Turning Poison into Medicine: Herbie Hancock on Miles Davis

“Use what seems like poison as medicine. Use your personal suffering as the path to compassion for all beings.” – Pema Chodron

It’s been a long winter in New England. This is the month of ‘marching’ change, where spring starts to be felt. Already I can hear robins singing, even though it was only 3 degrees out this morning. Quixote Consulting explores this theme for teams in [change management team building and team training].

Jazz pianist and composer Herbie Hancock is this year’s Charles Eliot Norton Professor of Poetry. His first talk was on his years spent in Miles Davis’ band. You can see the video of his talk here. Herbie is a student of Buddhism and he talked about how Miles Davis helped him understand one of the classic Buddhist slogans, “turn poison into medicine.” Herbie was in Stockholm playing in Miles Davis’ quintet in 1967. Miles was building a solo to a huge climax when, in a key pause, Herbie played a huge chord that he immediately realized was wrong. In that moment, he felt crushed. However, Miles responded with a phrase that incorporated Herbie’s ‘mistake’ into the solo. Rather than judging the chord as bad, Herbie said, Miles simply “took it in as an unexpected input and reacted to it accordingly”. Herbie said, “This experience became groundbreaking for me and opened the door to the future of my performances.”
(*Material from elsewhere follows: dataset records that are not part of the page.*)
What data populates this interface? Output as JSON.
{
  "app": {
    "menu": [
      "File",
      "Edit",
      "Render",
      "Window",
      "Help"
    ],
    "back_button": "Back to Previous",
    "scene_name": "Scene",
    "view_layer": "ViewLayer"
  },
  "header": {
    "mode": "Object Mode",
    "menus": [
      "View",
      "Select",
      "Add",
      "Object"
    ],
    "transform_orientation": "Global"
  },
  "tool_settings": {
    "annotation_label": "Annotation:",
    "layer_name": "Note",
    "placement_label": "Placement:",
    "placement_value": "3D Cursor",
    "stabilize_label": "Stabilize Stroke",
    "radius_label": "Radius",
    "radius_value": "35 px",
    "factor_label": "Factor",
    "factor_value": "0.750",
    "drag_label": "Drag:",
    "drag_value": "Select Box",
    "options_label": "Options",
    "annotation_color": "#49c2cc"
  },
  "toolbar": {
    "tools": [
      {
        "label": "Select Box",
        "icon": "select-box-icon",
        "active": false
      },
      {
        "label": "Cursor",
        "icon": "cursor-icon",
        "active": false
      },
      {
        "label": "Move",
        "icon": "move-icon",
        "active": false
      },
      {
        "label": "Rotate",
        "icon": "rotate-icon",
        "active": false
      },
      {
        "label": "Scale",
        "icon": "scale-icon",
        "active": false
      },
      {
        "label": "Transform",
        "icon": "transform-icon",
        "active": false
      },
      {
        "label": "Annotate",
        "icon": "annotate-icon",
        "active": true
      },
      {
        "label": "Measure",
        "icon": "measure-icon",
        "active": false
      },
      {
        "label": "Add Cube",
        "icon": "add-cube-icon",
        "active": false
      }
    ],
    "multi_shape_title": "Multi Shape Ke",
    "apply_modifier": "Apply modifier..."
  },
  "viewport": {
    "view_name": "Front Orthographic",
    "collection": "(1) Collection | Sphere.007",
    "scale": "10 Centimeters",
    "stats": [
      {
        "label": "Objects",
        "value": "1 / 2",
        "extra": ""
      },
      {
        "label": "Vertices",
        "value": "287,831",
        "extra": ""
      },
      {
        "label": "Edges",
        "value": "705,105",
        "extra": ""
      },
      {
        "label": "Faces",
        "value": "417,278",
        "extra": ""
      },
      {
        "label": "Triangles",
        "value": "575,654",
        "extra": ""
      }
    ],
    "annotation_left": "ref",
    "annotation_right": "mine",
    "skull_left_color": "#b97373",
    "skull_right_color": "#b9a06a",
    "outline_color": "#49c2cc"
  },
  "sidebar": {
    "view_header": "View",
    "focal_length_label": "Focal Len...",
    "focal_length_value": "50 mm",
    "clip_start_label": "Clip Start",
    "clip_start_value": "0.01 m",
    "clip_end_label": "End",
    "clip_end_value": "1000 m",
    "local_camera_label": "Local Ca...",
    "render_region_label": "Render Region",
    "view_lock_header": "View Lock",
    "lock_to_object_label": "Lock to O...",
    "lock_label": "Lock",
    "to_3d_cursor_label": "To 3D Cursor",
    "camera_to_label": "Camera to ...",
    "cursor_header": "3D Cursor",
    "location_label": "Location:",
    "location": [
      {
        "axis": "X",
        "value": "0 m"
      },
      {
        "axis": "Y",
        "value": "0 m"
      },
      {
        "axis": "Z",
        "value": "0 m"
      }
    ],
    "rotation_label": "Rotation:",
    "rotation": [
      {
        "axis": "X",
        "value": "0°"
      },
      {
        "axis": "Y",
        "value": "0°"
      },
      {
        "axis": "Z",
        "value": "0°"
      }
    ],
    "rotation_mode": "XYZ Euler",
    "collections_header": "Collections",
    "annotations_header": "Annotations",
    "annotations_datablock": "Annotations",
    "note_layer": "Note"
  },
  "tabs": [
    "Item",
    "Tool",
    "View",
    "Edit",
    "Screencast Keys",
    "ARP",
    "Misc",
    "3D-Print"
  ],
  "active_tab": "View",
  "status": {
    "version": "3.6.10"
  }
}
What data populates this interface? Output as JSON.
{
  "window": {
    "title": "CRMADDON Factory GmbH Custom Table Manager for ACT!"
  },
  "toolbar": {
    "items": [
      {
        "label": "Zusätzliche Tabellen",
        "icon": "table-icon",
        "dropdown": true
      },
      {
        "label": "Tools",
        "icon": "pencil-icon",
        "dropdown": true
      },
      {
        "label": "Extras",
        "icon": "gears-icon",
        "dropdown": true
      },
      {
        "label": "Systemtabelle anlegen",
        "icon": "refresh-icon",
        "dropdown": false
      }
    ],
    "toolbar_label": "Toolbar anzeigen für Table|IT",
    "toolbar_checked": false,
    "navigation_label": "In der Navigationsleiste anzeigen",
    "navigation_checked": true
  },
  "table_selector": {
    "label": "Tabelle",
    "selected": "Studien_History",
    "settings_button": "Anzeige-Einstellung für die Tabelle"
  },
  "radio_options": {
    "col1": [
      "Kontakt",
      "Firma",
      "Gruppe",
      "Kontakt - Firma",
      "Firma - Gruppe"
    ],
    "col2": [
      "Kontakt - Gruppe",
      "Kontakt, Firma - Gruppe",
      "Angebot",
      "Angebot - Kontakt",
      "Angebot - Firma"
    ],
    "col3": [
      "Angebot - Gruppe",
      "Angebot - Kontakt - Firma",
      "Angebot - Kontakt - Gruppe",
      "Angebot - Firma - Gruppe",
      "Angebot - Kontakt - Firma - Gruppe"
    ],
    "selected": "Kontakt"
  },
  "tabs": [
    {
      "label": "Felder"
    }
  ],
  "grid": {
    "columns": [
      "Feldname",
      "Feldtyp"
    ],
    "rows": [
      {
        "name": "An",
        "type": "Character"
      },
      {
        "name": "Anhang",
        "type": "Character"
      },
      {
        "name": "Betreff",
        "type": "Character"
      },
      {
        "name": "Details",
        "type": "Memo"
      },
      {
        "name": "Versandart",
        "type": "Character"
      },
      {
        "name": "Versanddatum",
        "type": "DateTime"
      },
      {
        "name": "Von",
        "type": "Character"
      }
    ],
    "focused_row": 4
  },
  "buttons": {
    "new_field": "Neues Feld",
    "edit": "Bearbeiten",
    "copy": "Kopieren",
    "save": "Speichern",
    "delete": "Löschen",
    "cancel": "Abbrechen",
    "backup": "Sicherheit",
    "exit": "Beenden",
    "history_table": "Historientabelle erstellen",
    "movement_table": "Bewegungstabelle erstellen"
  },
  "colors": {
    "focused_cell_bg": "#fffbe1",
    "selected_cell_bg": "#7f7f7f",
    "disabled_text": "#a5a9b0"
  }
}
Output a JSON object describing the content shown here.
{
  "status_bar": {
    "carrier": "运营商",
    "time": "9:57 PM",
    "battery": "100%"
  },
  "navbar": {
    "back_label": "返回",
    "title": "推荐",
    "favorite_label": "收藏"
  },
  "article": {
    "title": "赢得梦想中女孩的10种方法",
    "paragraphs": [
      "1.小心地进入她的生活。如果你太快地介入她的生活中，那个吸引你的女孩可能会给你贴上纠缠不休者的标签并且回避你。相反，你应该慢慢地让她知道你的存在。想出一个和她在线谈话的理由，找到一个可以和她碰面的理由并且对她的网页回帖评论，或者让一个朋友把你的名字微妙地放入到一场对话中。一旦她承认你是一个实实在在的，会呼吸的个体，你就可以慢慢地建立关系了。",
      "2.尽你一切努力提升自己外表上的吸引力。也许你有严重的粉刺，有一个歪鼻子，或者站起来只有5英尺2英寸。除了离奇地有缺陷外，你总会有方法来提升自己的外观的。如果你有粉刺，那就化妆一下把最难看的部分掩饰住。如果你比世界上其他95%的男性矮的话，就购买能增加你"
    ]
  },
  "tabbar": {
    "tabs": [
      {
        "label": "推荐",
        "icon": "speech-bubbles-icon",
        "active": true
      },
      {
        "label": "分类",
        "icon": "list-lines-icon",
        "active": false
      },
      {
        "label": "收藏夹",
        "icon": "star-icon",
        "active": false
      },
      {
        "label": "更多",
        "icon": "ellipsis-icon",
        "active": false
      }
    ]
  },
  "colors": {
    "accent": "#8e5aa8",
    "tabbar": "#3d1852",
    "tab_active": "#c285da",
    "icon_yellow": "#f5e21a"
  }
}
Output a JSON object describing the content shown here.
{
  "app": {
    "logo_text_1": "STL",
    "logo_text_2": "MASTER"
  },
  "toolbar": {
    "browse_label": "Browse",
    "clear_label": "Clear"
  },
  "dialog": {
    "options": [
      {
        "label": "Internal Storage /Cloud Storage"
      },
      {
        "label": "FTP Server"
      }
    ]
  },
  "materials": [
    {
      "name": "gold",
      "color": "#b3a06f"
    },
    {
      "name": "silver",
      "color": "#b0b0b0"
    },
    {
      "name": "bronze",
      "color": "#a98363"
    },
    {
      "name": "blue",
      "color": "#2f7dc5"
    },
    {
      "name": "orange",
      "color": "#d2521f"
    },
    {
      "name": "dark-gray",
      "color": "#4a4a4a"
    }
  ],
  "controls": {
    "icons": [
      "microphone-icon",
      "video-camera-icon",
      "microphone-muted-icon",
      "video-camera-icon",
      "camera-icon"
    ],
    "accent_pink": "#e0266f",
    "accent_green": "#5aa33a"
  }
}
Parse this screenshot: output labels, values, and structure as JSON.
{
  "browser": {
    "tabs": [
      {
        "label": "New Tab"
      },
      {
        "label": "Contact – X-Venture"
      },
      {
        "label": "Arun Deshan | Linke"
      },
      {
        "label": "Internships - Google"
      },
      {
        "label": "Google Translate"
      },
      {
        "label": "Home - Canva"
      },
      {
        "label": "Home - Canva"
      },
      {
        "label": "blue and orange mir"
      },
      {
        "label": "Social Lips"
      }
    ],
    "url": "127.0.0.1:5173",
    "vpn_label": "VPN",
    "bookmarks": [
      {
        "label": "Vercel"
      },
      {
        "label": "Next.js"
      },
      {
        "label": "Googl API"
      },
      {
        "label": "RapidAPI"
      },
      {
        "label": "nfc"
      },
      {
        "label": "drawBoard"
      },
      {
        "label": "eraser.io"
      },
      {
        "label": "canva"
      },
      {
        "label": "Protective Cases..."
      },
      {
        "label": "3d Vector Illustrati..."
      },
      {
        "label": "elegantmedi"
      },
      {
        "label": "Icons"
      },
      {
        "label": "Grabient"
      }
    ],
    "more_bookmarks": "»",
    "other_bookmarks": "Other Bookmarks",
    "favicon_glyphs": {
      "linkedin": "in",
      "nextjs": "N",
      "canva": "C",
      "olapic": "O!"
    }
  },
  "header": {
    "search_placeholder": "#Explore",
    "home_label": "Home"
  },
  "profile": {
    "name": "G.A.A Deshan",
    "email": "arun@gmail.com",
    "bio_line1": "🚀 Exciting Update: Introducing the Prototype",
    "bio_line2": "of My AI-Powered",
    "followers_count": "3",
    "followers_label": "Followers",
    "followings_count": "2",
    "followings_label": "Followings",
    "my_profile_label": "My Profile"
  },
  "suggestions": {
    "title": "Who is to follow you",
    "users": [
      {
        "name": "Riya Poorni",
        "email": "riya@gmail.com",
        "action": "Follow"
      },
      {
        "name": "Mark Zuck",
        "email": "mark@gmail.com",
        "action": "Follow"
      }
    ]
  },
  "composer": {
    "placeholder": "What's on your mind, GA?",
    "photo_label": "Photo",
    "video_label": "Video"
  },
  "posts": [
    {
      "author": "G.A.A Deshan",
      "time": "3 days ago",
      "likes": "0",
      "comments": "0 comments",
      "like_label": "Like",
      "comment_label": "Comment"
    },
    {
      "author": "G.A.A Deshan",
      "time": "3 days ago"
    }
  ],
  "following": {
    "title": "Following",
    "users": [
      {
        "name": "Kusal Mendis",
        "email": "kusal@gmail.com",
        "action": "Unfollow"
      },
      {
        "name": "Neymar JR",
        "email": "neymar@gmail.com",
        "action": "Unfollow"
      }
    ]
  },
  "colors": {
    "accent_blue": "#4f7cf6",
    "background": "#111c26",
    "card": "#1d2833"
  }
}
We long for perfection – I know I do. And yet we blunder through each day making mistake after mistake. These mistakes, our imperfections can either be poison or medicine for us. How might you and I make our poison our medicine today? How can they help us have compassion for all beings, including ourselves?

“Awkward in a hundred ways, clumsy in a thousand, still I go on. – “Chinese Zen master Yueh-shan

We long for perfection, a literal and metaphorical warm, sunny day, especially in the final days of winter. And yet we blunder through each imperfect day. Our mistakes, our imperfections can either be poison or medicine for us. How might you and I change our poison into our medicine this month? How can they help us have compassion for all beings, including ourselves?